Today Julia Computing is excited to announce JuliaDB.jl (https://github.com/JuliaComputing/JuliaDB.jl), a package for working with large persistent data sets. It is still at a fairly early stage, but we wanted to release it as soon as we had meaningful functionality.
JuliaDB ties together several existing packages, including Dagger.jl and IndexedTables.jl. You can feed it a pile of CSV files, and it will (1) build and save an index of the contents of those files, (2) optionally “ingest” the data, which converts it to a more efficient mmap-able file format. From there, you can open and operate on a dataset, and the package will handle loading and storing only the necessary blocks from and to disk.
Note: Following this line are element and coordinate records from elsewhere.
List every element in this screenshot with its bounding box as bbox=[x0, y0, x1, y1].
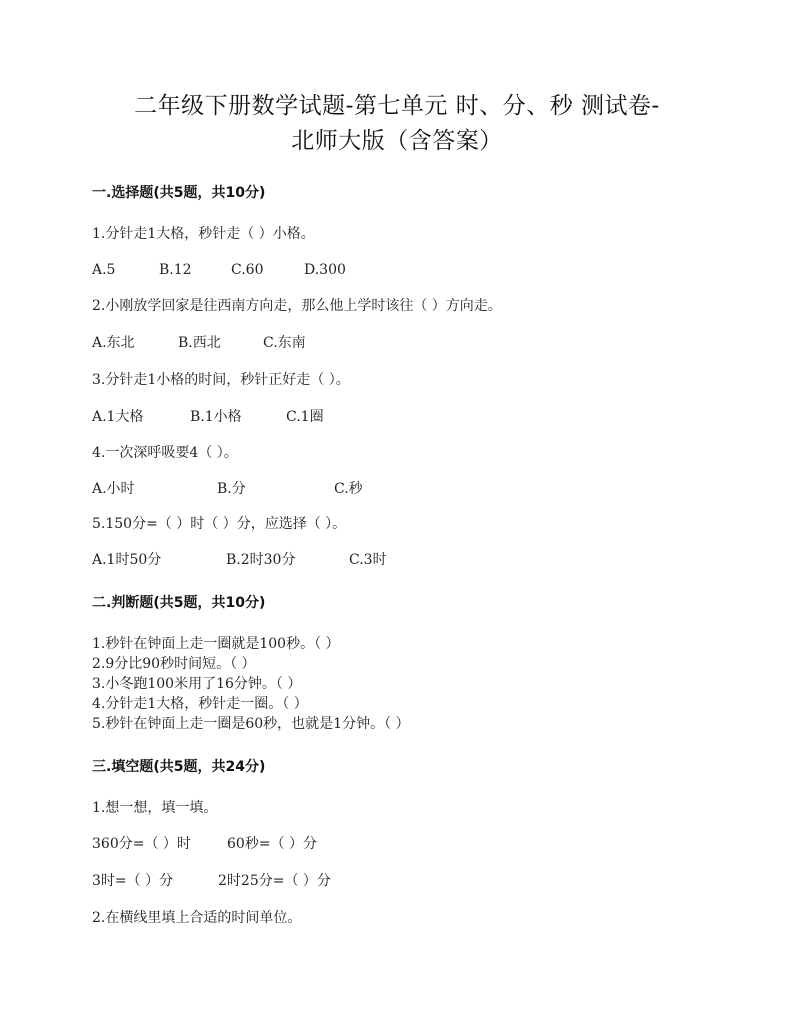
option-b: B.12 bbox=[159, 262, 192, 278]
section-heading-choice: 一.选择题(共5题，共10分) bbox=[92, 185, 266, 201]
fill-blank-item: 3时=（ ）分 bbox=[92, 873, 174, 889]
question-stem: 4.一次深呼吸要4（ ）。 bbox=[92, 445, 238, 461]
option-c: C.1圈 bbox=[286, 409, 324, 425]
document-title-line-1: 二年级下册数学试题-第七单元 时、分、秒 测试卷- bbox=[134, 93, 660, 119]
fill-blank-item: 2时25分=（ ）分 bbox=[218, 873, 331, 889]
option-b: B.分 bbox=[217, 481, 246, 497]
option-c: C.60 bbox=[231, 262, 264, 278]
question-stem: 3.分针走1小格的时间，秒针正好走（ ）。 bbox=[92, 372, 350, 388]
option-d: D.300 bbox=[304, 262, 346, 278]
option-c: C.秒 bbox=[334, 481, 363, 497]
question-stem: 2.在横线里填上合适的时间单位。 bbox=[92, 910, 302, 926]
option-b: B.2时30分 bbox=[226, 552, 296, 568]
document-title-line-2: 北师大版（含答案） bbox=[291, 128, 503, 154]
option-c: C.3时 bbox=[349, 552, 387, 568]
option-b: B.1小格 bbox=[190, 409, 242, 425]
judgment-item: 5.秒针在钟面上走一圈是60秒，也就是1分钟。（ ） bbox=[92, 716, 410, 732]
option-c: C.东南 bbox=[263, 335, 306, 351]
option-a: A.1时50分 bbox=[92, 552, 162, 568]
judgment-item: 4.分针走1大格，秒针走一圈。（ ） bbox=[92, 696, 308, 712]
judgment-item: 3.小冬跑100米用了16分钟。（ ） bbox=[92, 676, 302, 692]
option-a: A.5 bbox=[92, 262, 116, 278]
question-stem: 2.小刚放学回家是往西南方向走，那么他上学时该往（ ）方向走。 bbox=[92, 298, 502, 314]
option-a: A.小时 bbox=[92, 481, 135, 497]
option-a: A.1大格 bbox=[92, 409, 144, 425]
question-stem: 1.分针走1大格，秒针走（ ）小格。 bbox=[92, 226, 315, 242]
question-stem: 1.想一想，填一填。 bbox=[92, 800, 218, 816]
option-a: A.东北 bbox=[92, 335, 135, 351]
fill-blank-item: 60秒=（ ）分 bbox=[227, 836, 317, 852]
section-heading-fill-blank: 三.填空题(共5题，共24分) bbox=[92, 759, 266, 775]
option-b: B.西北 bbox=[178, 335, 221, 351]
section-heading-true-false: 二.判断题(共5题，共10分) bbox=[92, 595, 266, 611]
question-stem: 5.150分=（ ）时（ ）分，应选择（ ）。 bbox=[92, 516, 347, 532]
fill-blank-item: 360分=（ ）时 bbox=[92, 836, 191, 852]
judgment-item: 1.秒针在钟面上走一圈就是100秒。（ ） bbox=[92, 636, 340, 652]
judgment-item: 2.9分比90秒时间短。（ ） bbox=[92, 656, 256, 672]
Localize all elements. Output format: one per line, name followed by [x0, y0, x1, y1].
This works with Julia’s distributed parallelism, and also supports out-of-core computation via Dagger.
We saw a need for an end-to-end, all-Julia data analysis platform incorporating storage, parallelism, and compute into a single model. We hope this package can eventually become a standard choice for managing persistent array and tabular data for Julia users. To get things started, our focus so far has been on multi-file tabular datasets, especially time series. However, we are trying to design the system to use a general index space model, making it possible to handle both dense and sparse data of any size and dimensions, working only with meaningful indices instead of file names.
We look forward to collaborating with everybody to realize this goal.